During Ramadan, Israel’s refusal to allow sufficient humanitarian aid to reach the predominantly Muslim civilian population in Gaza was deeply troubling, the experts said.

They expressed grave concern over the “undue restrictions” imposed on accessing Al-Aqsa Mosque, especially given the significant loss of life and destruction of numerous places of worship in Gaza. International humanitarian law recognizes the protection of cultural property during times of conflict, understanding that harm to any people’s cultural heritage affects all of humanity.

“Cultural property is protected in international humanitarian law during armed conflict since it recognizes damage to the cultural property of any people as resulting in damage to the cultural heritage of all mankind,” the experts said.

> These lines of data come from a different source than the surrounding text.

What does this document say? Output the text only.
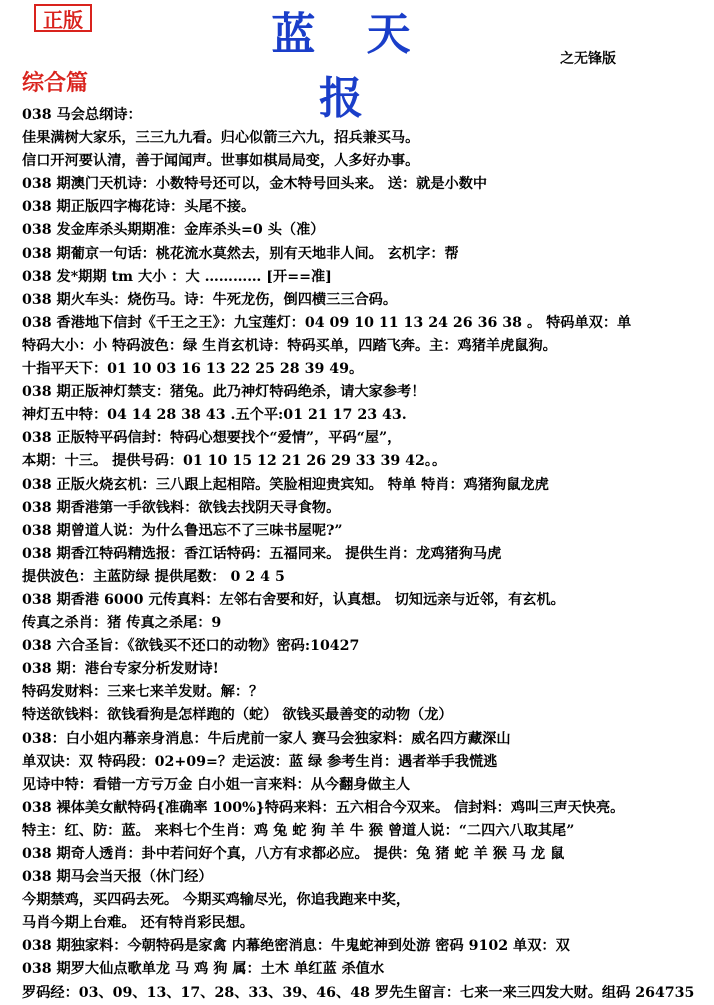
正版	蓝 天 报
之无锋版
综合篇
038 马会总纲诗：
佳果满树大家乐，三三九九看。归心似箭三六九，招兵兼买马。
信口开河要认清，善于闻闻声。世事如棋局局变，人多好办事。
038 期澳门天机诗：小数特号还可以，金木特号回头来。 送：就是小数中
038 期正版四字梅花诗：头尾不接。
038 发金库杀头期期准：金库杀头=0 头（准）
038 期葡京一句话：桃花流水莫然去，别有天地非人间。 玄机字：帮
038 发*期期 tm 大小 ：大 ………… [开==准]
038 期火车头：烧伤马。诗：牛死龙伤，倒四横三三合码。
038 香港地下信封《千王之王》：九宝莲灯：04 09 10 11 13 24 26 36 38 。 特码单双：单
特码大小：小 特码波色：绿 生肖玄机诗：特码买单，四踏飞奔。主：鸡猪羊虎鼠狗。
十指平天下：01 10 03 16 13 22 25 28 39 49。
038 期正版神灯禁支：猪兔。此乃神灯特码绝杀，请大家参考！
神灯五中特：04 14 28 38 43 .五个平:01 21 17 23 43.
038 正版特平码信封：特码心想要找个“爱情”，平码“屋”，
本期：十三。 提供号码：01 10 15 12 21 26 29 33 39 42。。
038 正版火烧玄机：三八跟上起相陪。笑脸相迎贵宾知。 特单 特肖：鸡猪狗鼠龙虎
038 期香港第一手欲钱料：欲钱去找阴天寻食物。
038 期曾道人说：为什么鲁迅忘不了三味书屋呢?”
038 期香江特码精选报：香江话特码：五福同来。 提供生肖：龙鸡猪狗马虎
提供波色：主蓝防绿 提供尾数： 0 2 4 5
038 期香港 6000 元传真料：左邻右舍要和好，认真想。 切知远亲与近邻，有玄机。
传真之杀肖：猪 传真之杀尾：9
038 六合圣旨：《欲钱买不还口的动物》密码:10427
038 期：港台专家分析发财诗!
特码发财料：三来七来羊发财。解：？
特送欲钱料：欲钱看狗是怎样跑的（蛇） 欲钱买最善变的动物（龙）
038：白小姐内幕亲身消息：牛后虎前一家人 赛马会独家料：威名四方藏深山
单双诀：双 特码段：02+09=？走运波：蓝 绿 参考生肖：遇者举手我慌逃
见诗中特：看错一方亏万金 白小姐一言来料：从今翻身做主人
038 裸体美女献特码{准确率 100%}特码来料：五六相合今双来。 信封料：鸡叫三声天快亮。
特主：红、防：蓝。 来料七个生肖：鸡 兔 蛇 狗 羊 牛 猴 曾道人说：“二四六八取其尾”
038 期奇人透肖：卦中若问好个真，八方有求都必应。 提供：兔 猪 蛇 羊 猴 马 龙 鼠
038 期马会当天报（休门经）
今期禁鸡，买四码去死。 今期买鸡输尽光，你追我跑来中奖，
马肖今期上台难。 还有特肖彩民想。
038 期独家料：今朝特码是家禽 内幕绝密消息：牛鬼蛇神到处游 密码 9102 单双：双
038 期罗大仙点歌单龙 马 鸡 狗 属：土木 单红蓝 杀值水
罗码经：03、09、13、17、28、33、39、46、48 罗先生留言：七来一来三四发大财。组码 264735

Acts of violence, such as killings, harassment, verbal abuse, and death threats, driven by the victims’ perceived religious affiliations, represent a failure of the state to uphold its obligations to protect all citizens, they added.

“In too many countries in the lead-up to elections, state and non-state actors feed religious tensions, and promote discriminatory laws and policies against Muslim minorities to gain political advantage.”

The UN General Assembly, by instituting International Day to Combat Islamophobia in 2022, had called for “strengthened international efforts to foster a global dialogue on the promotion of a culture of tolerance and peace at all levels,” they said.

Yet, today, “hate entrepreneurs, political parties, armed groups, religious leaders, and even state actors around the world are trampling on respect for diversity of religions and beliefs, discriminating, violating human rights, and overlooking or even attempting to justify these violations,” the experts said.

They urged states to honor the universal values and international human rights principles in addressing all forms of religious hatred, including Islamophobia.

The experts condemned orchestrated public burnings of the Qur’an, and called for the condemnation of religious intolerance, which “engenders deep hurt and fear at individual and community levels.”

“Where advocacy of religious hatred constitutes incitement to discrimination, hostility or violence, it must be prohibited by law in accordance with international standards,” they said.

The experts called on states to honor their “human rights responsibilities,” and step in to counter such violations, and encourage respect for religious diversity.

They also expressed solidarity with “those who have suffered intolerance, discrimination, violations and violence, purely on account of being Muslims. Nobody should suffer fear for having or manifesting their religion or belief. Everyone should feel safe and benefit from the equal protection of their human rights, which must be guaranteed by all states.”